One day, someone who doesn't believe in God is going to be elected president of the United States. When that happens, I, for one, will be a very happy Christian.
By the time the inauguration rolls around, a non-religious president would probably do something radical with the time currently allotted to preachers and religious leaders.
Such a president would be free to assign the preacher's traditional slot to a speaker who isn't encumbered by doctrinal biases or culture war baggage. Imagine the possibilities.
Wouldn't it be nice to hear from an American -- even one who hasn't been to a church or synagogue in decades -- deliver a pithy, but memorable speech about what it means to be an American in perilous times?
We need to be reminded that contrary to recent practice and campaign rhetoric, we're a republic that doesn't have a religious test for office.
We need to be reminded of the "spiritual" roots of our democracy. We're a nation founded on the churning that happened when merchants, farmers, rabble-rousers, Enlightenment scholars, slaves, poets, religious dissidents, blasphemers, aboriginals and freethinkers worked at cross-purposes.
We need a break from the quadrennial arguments about which pastors from which denominations should deliver an inaugural prayer that is usually devoid of spiritual teeth, anyway.
By the time the inaugural invocation is vetted and put through an ideological shredder by the incoming administration, it has the consistency of pablum.

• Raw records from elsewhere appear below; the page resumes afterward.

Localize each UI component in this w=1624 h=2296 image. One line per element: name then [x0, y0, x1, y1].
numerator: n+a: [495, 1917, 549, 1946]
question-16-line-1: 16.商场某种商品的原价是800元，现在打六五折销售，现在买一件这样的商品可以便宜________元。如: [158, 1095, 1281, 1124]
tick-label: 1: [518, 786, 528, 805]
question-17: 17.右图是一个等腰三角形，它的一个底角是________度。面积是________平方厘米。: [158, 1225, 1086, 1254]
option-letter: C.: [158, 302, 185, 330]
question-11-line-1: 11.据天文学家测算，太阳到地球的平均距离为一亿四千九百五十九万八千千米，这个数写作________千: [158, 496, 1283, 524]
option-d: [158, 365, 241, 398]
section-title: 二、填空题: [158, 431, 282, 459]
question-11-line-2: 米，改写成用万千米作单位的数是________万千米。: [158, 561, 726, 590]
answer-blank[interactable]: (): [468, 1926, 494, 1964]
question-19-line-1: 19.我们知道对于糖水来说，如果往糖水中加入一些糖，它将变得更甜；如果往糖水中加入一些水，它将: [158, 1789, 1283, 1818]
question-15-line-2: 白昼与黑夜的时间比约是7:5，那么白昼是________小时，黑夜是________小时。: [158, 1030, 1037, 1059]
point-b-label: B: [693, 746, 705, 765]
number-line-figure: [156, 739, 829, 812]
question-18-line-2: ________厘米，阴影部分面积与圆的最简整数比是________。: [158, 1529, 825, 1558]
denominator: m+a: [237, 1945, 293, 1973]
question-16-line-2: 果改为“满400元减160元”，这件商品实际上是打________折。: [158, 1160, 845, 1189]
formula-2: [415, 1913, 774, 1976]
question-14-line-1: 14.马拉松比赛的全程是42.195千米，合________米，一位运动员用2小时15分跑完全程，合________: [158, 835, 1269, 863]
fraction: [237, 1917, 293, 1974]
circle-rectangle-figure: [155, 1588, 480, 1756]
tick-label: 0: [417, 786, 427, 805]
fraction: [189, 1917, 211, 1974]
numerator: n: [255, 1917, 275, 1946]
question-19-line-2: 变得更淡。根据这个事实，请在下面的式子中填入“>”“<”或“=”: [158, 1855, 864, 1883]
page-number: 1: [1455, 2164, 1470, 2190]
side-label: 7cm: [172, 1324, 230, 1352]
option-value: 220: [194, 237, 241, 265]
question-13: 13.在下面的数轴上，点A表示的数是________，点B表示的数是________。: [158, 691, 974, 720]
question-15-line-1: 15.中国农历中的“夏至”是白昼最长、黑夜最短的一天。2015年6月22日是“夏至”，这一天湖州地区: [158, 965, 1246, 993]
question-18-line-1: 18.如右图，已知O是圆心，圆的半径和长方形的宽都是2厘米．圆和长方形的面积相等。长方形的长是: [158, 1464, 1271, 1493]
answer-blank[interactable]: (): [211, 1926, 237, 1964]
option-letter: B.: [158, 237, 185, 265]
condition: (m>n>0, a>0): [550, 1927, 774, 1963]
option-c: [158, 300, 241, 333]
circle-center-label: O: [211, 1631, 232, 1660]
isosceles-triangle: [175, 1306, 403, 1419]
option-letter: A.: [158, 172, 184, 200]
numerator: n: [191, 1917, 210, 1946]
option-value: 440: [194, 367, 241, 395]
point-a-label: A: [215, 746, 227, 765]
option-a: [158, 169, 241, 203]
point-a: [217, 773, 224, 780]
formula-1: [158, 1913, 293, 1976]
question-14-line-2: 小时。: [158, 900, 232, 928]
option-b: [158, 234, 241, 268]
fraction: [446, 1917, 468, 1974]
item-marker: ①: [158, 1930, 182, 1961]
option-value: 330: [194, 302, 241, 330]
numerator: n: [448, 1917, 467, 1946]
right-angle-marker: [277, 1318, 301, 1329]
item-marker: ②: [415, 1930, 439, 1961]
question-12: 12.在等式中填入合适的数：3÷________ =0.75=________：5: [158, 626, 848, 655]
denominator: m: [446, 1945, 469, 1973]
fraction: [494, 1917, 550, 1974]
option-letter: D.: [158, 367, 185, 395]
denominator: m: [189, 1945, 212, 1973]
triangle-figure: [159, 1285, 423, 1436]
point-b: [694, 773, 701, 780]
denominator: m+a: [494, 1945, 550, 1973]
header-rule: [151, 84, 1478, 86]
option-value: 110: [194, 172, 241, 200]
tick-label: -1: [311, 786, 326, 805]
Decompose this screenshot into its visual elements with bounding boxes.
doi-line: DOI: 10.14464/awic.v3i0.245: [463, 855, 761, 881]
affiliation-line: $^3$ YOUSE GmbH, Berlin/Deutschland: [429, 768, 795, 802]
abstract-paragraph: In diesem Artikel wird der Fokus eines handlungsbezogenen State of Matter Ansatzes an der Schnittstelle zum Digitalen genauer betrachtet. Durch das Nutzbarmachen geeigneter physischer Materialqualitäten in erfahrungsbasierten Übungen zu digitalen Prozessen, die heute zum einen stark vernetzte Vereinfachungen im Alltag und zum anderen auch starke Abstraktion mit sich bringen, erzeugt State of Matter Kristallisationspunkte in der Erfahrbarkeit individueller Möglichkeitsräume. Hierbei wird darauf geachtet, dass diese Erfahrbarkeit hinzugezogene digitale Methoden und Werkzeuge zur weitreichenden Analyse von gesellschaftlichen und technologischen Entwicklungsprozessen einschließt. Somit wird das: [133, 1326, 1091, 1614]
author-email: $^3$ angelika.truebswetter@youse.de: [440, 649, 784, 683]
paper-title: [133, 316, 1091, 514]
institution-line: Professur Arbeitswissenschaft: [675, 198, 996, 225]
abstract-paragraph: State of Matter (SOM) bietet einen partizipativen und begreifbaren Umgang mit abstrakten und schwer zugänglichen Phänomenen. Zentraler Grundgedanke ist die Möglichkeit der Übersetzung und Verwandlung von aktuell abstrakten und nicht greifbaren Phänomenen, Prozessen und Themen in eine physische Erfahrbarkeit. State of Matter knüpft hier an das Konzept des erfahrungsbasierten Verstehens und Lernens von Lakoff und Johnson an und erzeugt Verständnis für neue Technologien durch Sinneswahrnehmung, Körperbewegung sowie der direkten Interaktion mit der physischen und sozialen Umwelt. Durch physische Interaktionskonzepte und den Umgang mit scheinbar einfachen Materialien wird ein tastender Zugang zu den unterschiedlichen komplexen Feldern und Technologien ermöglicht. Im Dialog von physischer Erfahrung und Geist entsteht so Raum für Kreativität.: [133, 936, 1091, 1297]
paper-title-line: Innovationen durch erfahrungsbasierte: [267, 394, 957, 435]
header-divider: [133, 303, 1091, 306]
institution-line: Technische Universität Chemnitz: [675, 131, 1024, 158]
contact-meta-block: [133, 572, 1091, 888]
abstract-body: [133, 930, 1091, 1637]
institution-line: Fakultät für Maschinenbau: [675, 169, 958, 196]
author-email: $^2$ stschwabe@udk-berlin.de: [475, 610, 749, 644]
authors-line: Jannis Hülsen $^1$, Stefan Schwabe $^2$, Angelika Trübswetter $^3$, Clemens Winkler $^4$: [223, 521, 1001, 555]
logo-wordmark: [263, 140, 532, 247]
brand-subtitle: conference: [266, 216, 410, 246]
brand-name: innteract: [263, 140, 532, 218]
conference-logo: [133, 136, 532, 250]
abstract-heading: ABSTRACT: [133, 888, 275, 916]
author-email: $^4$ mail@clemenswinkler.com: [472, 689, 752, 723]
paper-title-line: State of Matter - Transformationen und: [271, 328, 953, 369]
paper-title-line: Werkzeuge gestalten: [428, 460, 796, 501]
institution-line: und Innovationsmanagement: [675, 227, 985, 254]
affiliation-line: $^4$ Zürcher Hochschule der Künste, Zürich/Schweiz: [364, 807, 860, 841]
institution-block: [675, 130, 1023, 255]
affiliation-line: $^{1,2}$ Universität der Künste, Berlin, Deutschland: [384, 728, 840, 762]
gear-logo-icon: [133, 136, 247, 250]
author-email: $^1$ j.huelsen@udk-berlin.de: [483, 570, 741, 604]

Liberals and progressives are angry with President-elect Barack Obama because he's tapped Pastor Rick Warren of Saddleback Church in California to deliver the inaugural invocation.
They're angry because Rick Warren isn't their kind of Christian. He's an agnostic when it comes to gay rights, stem-cell research and abortion rights, among others.
They're especially angry with him because he used his considerable influence to help pass the gay marriage ban in California last month.
Barack Obama disagrees with Rick Warren on those issues and many more. Still, that doesn't mean the president-elect is willing to forgo the tactical advantage of co-opting someone with the kind of following the author of "The Purpose Driven Life" has.
As the pastor of a megachurch, Rick Warren won't be interested in saying anything on Jan. 20, 2009, that will be construed as offensive to any religious or political constituency. Only God and a few unhappy souls will be offended by the utter insipidity of the message.
The disappointment with Barack Obama for not picking someone who lines up with him on the issues is a perennial complaint about our soon-to-be-44th president.
Going back to his days as a candidate for the top post at the Harvard Law Review, the best way to be "rewarded" by Barack Obama was to have opposed him either ideologically or in a hotly contested election.
While fellow progressives expected to be named to top posts on the prestigious law review when their guy won, Barack Obama appointed members of the conservative Federalist Society to high posts instead.
It infuriated the true believers who assumed that the cliche -- "to the winners go the spoils" -- was somehow true. But Barack Obama always plays a perverse game of looking several moves down the board. Rewarding friends would be too obvious.
Still, Rick Warren isn't all bad. Conservative evangelicals despise him for his relatively liberal stances on environmental stewardship, global poverty, combating HIV/AIDs and his openness to traditionally liberal social justice causes.
He's considered a theological lightweight by anyone who has actually listened to one of his sermons. Rick Warren has more in common with the speakers down at the Rotary Club than the fire and brimstone preachers who made Calvinism America's unofficial civil religion for a while.
Take comfort, all ye liberals and progressives, in the fact that Barack Obama is using Rick Warren as much as Rick Warren is using him. This is all about politics -- it isn't a meeting of the minds.
Forget the symbolism of who delivers the inaugural invocation. Behind the pomp and circumstance is ungodly and cynical gamesmanship. The only prayer that matters is the one you pray for yourself.